We have a real problem in this country because the tried and tested system for strategic decision making has broken down. In my years as a research student, my area of study was the way that Britain planned towards the end of the second world war, and the early period after it, for what form of strategy we would need to deal with future threats. I was struck by the fact that there was a huge argument between 1944 and 1946 between clever officials in the Foreign Office who wanted to make the Anglo-Soviet alliance of 1942 the cornerstone of our post-war foreign policy, and the Chiefs of Staff who wanted to prepare their assessments of what Britain might have to face militarily on alternative assumptions that that alliance might well continue—in which case all would be well—but that it might break down. There was a tremendous stand-off until 1946, when finally the iron curtain had descended and it became clear that the Chiefs of Staff, who had looked at the Anglo-Soviet alliance in theoretical terms and said, “Well it could work, but it might not”, had been right to be cautious, and the Foreign Office staff, who wanted to put all their eggs in the basket of being able to continue the wartime alliance into peacetime, had been wrong. I was very struck by the systematic way in which the strategic arguments were hammered out, and at the centre of it all was the Chiefs of Staff Committee.
The Chiefs of Staff Committee, as we all know, is made up of the heads of each of the three services. The shocking thing that I have to say to the House today is that one can now become chief of staff of any of the three armed services—one can become head of the Royal Navy, or head of the Army, or head of the Royal Air Force—and yet have no direct input into the strategic planning process. This is all part of the lumping together of military strategic planning with national security strategies that are vague and amorphous and, above all, primarily in the hands of civil servants.

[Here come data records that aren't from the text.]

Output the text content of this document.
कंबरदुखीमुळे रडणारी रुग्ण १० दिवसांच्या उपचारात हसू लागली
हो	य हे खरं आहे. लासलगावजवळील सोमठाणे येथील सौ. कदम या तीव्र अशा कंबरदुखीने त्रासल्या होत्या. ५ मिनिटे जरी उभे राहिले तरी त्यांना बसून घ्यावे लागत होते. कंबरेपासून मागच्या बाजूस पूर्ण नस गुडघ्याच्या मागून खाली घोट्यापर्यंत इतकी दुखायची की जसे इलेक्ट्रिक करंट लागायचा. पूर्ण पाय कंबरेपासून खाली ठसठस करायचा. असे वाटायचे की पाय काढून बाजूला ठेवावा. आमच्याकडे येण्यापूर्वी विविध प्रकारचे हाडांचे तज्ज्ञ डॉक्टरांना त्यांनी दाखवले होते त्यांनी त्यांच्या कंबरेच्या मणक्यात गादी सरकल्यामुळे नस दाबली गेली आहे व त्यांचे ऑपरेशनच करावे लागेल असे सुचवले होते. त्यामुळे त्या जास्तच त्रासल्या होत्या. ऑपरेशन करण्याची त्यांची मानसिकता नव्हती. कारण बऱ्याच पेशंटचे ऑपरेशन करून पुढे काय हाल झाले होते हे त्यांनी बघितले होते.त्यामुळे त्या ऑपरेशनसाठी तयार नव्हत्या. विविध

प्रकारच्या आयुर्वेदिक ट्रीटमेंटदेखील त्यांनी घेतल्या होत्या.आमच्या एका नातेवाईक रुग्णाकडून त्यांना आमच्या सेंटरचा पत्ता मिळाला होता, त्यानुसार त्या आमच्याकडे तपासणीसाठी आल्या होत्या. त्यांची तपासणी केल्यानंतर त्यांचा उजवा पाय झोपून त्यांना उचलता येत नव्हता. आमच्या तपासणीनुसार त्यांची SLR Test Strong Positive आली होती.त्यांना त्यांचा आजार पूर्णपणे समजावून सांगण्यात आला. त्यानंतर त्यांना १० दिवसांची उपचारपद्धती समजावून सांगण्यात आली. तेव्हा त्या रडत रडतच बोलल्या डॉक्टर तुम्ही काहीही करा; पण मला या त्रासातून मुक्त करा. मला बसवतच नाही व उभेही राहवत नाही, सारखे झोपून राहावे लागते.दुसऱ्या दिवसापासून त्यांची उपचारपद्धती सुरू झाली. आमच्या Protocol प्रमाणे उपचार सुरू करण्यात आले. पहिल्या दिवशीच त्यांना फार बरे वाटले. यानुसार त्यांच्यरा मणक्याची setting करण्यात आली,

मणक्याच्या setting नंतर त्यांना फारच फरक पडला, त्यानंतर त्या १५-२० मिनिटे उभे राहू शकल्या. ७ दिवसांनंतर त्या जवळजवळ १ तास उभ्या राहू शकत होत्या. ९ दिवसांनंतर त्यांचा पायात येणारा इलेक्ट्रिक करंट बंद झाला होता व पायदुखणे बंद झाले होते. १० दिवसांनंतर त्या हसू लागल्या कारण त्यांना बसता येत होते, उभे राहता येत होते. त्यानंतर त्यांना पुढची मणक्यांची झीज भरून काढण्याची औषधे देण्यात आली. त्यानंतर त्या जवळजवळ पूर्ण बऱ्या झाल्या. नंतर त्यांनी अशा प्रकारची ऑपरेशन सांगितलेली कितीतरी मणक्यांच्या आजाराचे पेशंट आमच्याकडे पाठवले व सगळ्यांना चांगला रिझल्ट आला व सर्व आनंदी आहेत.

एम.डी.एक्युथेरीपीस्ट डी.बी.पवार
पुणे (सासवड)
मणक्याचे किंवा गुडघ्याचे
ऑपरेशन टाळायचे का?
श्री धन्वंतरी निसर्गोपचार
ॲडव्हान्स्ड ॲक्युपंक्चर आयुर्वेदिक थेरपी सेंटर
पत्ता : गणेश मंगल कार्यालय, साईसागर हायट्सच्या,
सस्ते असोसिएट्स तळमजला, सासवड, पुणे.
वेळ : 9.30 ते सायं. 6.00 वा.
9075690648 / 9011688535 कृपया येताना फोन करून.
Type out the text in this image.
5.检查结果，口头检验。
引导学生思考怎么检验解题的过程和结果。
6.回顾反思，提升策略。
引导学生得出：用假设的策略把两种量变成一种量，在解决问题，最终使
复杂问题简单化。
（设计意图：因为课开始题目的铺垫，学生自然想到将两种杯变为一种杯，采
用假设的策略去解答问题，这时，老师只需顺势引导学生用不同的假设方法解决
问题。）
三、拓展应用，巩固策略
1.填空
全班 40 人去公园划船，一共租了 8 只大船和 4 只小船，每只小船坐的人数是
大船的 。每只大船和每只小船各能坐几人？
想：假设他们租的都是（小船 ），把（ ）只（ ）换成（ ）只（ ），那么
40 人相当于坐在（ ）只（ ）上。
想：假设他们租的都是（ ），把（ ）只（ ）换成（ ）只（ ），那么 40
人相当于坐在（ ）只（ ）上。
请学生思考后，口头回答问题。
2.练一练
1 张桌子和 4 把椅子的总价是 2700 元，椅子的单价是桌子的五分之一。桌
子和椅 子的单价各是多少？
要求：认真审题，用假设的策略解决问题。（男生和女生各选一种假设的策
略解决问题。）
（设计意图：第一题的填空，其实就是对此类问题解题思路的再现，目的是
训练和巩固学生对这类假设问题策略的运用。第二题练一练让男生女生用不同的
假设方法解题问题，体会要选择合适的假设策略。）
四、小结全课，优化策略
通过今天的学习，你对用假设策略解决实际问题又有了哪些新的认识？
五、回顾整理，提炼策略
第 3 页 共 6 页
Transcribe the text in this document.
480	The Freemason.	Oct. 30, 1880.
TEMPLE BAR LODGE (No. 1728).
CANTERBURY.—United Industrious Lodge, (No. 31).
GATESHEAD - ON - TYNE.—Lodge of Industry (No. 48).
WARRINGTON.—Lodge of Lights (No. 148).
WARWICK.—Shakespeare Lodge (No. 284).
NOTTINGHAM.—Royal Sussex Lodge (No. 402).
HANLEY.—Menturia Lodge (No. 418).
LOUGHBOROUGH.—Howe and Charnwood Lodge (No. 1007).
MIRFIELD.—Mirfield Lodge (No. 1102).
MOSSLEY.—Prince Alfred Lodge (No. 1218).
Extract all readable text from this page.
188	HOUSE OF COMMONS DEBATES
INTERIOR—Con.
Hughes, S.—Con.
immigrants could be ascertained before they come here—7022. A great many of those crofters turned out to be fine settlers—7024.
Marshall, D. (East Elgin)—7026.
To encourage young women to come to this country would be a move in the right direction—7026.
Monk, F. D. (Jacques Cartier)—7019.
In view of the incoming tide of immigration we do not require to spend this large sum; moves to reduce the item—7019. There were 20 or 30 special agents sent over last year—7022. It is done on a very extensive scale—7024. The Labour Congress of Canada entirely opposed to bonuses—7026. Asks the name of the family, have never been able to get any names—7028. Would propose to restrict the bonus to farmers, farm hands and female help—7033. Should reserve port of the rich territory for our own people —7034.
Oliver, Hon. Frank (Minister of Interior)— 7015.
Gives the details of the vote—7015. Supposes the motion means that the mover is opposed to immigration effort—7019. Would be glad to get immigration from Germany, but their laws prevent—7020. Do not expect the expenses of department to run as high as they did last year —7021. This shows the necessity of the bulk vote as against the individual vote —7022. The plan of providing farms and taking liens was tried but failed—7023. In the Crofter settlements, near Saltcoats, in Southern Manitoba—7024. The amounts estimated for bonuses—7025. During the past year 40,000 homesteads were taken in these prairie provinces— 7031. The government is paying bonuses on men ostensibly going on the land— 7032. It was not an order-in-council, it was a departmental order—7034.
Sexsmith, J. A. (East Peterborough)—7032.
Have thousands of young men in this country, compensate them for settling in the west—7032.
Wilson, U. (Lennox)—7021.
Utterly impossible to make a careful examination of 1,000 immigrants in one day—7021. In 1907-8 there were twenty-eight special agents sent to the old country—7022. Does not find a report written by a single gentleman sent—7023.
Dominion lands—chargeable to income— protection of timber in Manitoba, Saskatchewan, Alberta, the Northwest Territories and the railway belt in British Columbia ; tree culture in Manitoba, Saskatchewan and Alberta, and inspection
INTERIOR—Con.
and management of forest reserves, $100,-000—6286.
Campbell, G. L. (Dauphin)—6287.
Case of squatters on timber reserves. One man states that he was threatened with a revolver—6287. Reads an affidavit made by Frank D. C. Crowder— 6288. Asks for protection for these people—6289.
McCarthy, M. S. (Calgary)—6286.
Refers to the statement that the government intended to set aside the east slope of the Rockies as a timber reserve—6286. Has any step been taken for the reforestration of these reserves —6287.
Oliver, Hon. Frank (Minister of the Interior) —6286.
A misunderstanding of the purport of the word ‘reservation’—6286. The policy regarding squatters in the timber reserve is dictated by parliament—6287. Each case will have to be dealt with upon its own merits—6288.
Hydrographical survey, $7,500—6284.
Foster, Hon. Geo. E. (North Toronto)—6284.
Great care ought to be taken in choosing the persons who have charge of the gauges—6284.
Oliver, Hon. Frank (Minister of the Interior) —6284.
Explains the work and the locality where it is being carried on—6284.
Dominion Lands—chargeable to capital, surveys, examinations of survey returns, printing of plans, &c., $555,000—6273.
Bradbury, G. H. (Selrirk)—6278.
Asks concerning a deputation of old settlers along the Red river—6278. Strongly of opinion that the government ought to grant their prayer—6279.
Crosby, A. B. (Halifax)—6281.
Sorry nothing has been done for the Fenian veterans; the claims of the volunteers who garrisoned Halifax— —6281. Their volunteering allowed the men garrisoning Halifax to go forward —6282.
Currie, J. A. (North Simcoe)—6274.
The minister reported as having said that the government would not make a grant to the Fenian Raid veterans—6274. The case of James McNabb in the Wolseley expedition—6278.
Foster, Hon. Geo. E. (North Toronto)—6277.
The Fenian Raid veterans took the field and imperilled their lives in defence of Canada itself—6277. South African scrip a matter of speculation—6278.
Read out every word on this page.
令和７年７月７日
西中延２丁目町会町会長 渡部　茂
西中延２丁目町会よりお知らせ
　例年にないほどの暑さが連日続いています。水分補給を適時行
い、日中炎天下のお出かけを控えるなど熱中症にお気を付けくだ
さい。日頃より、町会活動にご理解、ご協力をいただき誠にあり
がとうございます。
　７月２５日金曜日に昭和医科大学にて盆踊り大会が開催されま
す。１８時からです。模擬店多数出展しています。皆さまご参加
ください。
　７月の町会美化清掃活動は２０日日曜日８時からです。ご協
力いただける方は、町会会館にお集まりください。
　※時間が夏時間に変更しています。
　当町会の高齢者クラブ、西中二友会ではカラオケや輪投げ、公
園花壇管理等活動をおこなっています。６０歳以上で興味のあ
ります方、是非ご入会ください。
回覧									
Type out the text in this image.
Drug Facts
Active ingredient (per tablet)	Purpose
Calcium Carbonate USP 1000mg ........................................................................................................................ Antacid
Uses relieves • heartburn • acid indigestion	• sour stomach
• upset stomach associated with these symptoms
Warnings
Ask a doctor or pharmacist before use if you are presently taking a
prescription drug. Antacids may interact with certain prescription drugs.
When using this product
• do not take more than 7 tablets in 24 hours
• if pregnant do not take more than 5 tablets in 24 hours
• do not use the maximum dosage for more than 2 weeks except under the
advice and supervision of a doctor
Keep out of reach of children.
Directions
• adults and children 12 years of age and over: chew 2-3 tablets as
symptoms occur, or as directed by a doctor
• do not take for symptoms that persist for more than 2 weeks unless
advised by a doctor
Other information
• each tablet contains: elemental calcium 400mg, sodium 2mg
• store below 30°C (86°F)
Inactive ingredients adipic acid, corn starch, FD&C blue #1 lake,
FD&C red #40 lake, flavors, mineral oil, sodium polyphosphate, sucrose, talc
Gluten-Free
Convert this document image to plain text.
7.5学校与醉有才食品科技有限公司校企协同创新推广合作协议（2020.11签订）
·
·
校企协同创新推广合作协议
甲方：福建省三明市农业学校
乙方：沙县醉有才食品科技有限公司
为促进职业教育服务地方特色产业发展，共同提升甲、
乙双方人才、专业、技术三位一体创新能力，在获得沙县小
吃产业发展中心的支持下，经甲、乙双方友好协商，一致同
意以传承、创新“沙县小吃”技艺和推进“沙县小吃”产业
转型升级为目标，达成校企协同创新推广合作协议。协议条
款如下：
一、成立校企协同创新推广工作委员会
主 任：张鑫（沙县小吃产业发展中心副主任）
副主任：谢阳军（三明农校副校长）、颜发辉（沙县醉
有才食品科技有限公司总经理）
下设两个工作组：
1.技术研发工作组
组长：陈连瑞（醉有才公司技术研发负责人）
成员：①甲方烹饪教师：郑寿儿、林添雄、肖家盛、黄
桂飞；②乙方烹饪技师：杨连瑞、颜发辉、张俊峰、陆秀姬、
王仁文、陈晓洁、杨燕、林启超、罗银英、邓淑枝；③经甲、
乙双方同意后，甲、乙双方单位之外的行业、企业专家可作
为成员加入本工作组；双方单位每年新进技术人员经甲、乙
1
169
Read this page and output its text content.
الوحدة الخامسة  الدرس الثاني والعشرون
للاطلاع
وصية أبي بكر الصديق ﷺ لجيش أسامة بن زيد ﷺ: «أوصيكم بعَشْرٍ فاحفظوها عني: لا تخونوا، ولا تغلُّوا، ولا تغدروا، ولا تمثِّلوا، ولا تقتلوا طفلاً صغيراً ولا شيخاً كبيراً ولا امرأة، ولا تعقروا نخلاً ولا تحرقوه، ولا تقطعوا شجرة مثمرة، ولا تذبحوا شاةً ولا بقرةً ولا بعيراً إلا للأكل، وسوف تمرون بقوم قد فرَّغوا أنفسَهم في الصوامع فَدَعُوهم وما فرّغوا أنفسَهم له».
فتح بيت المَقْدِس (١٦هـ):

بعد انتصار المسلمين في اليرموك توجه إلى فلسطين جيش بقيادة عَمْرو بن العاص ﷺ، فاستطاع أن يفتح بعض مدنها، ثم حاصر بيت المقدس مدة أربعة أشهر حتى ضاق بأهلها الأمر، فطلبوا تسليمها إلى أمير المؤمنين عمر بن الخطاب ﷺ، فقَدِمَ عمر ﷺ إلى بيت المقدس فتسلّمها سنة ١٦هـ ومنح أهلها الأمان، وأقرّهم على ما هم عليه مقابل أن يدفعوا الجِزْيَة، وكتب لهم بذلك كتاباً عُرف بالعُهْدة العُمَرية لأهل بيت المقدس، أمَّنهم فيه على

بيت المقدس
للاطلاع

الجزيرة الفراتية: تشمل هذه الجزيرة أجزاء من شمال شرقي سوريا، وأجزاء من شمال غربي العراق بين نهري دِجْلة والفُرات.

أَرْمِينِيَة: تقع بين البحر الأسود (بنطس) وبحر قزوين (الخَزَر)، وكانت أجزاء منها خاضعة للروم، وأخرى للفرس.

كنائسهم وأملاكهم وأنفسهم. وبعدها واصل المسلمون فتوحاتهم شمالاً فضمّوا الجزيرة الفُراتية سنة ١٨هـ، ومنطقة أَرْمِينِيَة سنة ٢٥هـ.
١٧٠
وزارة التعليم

If the civil servants themselves were steeped, as they used to be, in the subject matter of their Departments, that would be less of a problem than it is today. But some years ago, it was decided that those in the senior
levels of the civil service—which are, of course, peopled by very clever and able individuals; that is not in dispute—should be able to hop from one Department to another. One might be at a senior level in one Department and then go for the top job in another, including, for example, the Ministry of Defence. What we have is a combination where formerly specialist civil servants have become generalists and the professional military advisers—the Chiefs of Staff—have become more like business managers serving as chief executives with an allocated budget to administer to their services. All their thoughts about strategy get fed through just one single individual—the Chief of the Defence Staff—who then has to represent all their views on the National Security Council. It is this melding together, this mishmash, of the military, the security and the civilian roles that is undermining what we need, which is a clear-headed and systematic approach to the strategic challenges facing this country.